Monday, May 31, 2004

George Weigel Expounds on Role of U.N., Just War

George Weigel was one of the featured speakers and organizers of a conference last month on "Catholic Thought and World Politics in the 21st Century", which was held on May 7th at the Gregorian University. On May 27th, Zenit News Service published an interview with George Weigel in which he expounded on his criticisms of the U.N. as well as his views on just war tradition.

  • On the United Nations:

    "Blessed John XXIII made clear that he was not supporting "world government," or international structures that would impinge on the legitimate prerogatives of national governments or local governments.

    So, from a Catholic point of view, this is a both/and, not either/or, matter. Both the U.N. and sovereign states are facts of international public life, and Catholic international relations theory has to take account of both.

    On the question of the U.N.'s authority, and as I indicated in my paper at the April conference, it would be hard to say that, as a matter of fact, the world's nations have agreed that the only entity that can authorize the use of armed force is the U.N. . . . On the other hand, the nations of the world are obliged, morally, to build a world of "order," which is Augustine's understanding of the meaning of "peace," and that has to be done, politically at least, through transnational and international organizations.

    Work to reform the U.N. system is thus a moral and political imperative. But while that work goes on, it doesn't make much sense to me, from a moral-theological or political point of view, to ascribe to the U.N. capacities it doesn't have and a moral authority it has rarely demonstrated in practice.
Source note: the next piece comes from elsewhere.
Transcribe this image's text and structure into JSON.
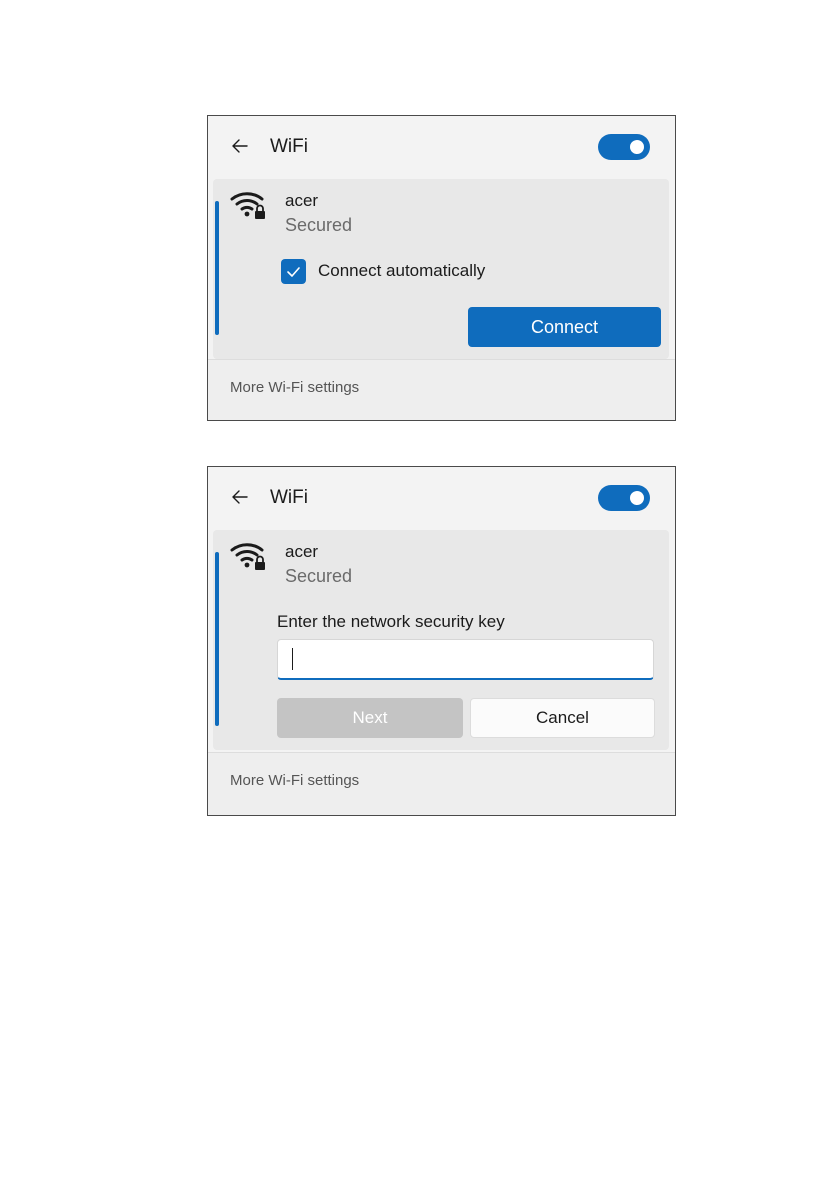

  • On the "presumption against war" [asserted by Cardinal Stafford and others]:

    Of course Catholic thinking about war and peace begins with a "presumption against war," if by that we simply mean that war should not be the first recourse in an international conflict.

    But those who use that phrase today often mean much more. They mean that the use of proportionate and discriminate armed force is always morally suspect, and this has not been the stance of the Catholic just war tradition for 1,500 years.

    The classic tradition believed that the morality of the use of armed force depended on who was using it, why, to what ends, and how. Thus the classic just war tradition begins with a presumption in favor of justice: legitimate sovereign authority has the moral obligations to defend those for whom the public authorities have assumed responsibility.

    There are many ways to fulfill that obligation; in certain circumstances, proportionate and discriminate armed force can be one of those ways.

    If you begin your analysis this way, with the responsibility of sovereign authority to advance the peace of order, you can bring the full riches of the tradition to bear on the situation; if you begin somewhere else, you can get confused. And your vision can become blurred.

  • On the Vatican's response to the war in Iraq, and to future military engagements:

    It would be inappropriate for the Vatican's secretary for relations with states -- the "foreign minister" -- or officials like the president of the Pontifical Council for Justice and Peace to announce, publicly, and in so many words, "These are the good guys, these are the bad guys; good guys, go to it, and God bless you." The diplomats of the Holy See should press for non-military solutions; that's their job.

    Similarly, the moral witness of Pope John Paul II has been directed, appropriately, toward pressing the nations to resolve their conflicts without violence. We can be sure that future popes will do the same thing.

    That witness and that diplomacy should be conducted in such a way that it does not suggest that the Church has, as a matter of moral principle, adopted a stance of "functional pacifism," which it has not.

    How to do that is a delicate matter that requires, among other things, careful coordination of statements from all the organs of the Holy See. It also requires a measure of self-discipline on the part of senior churchmen in Rome.

    American and other reporters falsely assume that every senior official of the Holy See speaks "for the Vatican." They don't. In this kind of media environment, senior churchmen have to be very careful to let the Holy See speak in its own voice, through its own appropriate organs.